9. This Fusion Reactor Is Held Together With Tape
Commonwealth Fusion Systems is utilizing superconducting tape based mostly on yttrium barium copper oxide.Gretchen Ertl/CFS/MIT Plasma Science and Fusion Center
Magnetic-confinement fusion depends on staggeringly robust magnetic fields to restrict a superhot plasma, usually inside a torus-shaped vessel referred to as a tokamak. At the ITER challenge, researchers are constructing superconducting electromagnets utilizing alloys of niobium-tin or niobium-titanium, which have to be cooled to about ‑269 °C (about 4 levels Kelvin). The 18 ITER magnets would require 600 tonnes of the superconductor. Commonwealth Fusion Systems thinks there’s a greater method, and it entails utilizing a extra superior superconductor, yttrium barium copper oxide, or YBCO. It superconducts at temperatures between ‑200 to ‑250 °C (73 to 23 Kelvin). That seemingly small temperature distinction, together with different options of the YBCO, will allow a lot smaller magnets that could possibly be manufactured extra rapidly and inexpensively, in response to Commonwealth. The eventual success of fusion would possibly very nicely rely on the effectiveness of those higher-temperature superconductors.

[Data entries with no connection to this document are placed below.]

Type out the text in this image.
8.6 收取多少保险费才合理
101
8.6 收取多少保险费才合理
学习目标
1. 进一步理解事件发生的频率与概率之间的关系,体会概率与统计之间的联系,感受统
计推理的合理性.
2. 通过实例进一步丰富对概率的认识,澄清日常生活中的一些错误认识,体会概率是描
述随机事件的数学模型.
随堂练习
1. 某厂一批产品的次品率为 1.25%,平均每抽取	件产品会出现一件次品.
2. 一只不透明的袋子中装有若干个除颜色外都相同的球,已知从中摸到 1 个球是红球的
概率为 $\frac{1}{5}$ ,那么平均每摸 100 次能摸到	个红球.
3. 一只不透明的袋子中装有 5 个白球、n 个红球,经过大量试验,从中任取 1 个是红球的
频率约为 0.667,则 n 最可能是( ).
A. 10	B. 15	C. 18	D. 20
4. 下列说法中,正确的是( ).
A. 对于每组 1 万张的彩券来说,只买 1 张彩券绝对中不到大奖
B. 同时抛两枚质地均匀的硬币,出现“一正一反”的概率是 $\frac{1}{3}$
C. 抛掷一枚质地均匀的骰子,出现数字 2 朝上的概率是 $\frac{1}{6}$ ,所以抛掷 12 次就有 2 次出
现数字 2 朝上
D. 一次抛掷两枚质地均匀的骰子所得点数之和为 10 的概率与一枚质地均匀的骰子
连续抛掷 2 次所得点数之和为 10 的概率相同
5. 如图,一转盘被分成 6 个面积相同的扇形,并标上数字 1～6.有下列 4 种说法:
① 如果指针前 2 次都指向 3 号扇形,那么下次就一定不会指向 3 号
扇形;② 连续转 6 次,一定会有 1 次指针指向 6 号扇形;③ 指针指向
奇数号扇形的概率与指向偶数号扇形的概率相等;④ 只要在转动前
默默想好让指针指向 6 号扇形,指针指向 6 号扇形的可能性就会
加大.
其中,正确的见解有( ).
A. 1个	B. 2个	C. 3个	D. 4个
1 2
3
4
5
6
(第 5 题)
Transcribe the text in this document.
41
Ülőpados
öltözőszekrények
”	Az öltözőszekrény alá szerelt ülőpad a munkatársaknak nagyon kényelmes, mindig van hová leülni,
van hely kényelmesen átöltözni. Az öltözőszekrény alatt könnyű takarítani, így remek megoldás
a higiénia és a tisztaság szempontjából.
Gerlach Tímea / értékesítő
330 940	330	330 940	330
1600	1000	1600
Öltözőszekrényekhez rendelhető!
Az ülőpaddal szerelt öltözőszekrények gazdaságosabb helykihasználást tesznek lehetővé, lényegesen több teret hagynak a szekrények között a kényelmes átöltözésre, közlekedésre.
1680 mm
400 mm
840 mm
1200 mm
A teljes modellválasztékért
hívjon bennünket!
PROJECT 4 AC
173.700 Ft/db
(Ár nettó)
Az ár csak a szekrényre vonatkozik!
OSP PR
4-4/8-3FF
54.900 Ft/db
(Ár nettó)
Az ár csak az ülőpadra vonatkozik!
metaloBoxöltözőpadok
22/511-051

10. The Age of Silicon Is Here…for Batteries
Nanostructured silicon supplies may ship longer-range, faster-charging batteries.
Group14
The typical anode materials for lithium-ion batteries is graphite, coated on copper foil. But researchers have lengthy been tantalized by the potential of utilizing silicon, which, gram for gram, can maintain 10 instances as many lithium ions. And in 2023, after a number of startups managed to unravel issues with silicon anodes—primarily, a bent to increase and fracture—a number of automakers introduced plans to make use of silicon-anode lithium-ion cells in upcoming electric-vehicle batteries. The startups included OneD Battery Sciences in Palo Alto, Calif., Sila Nanotechnologies in Alameda, Calif., and Group14 Technologies in Woodinville, Washington.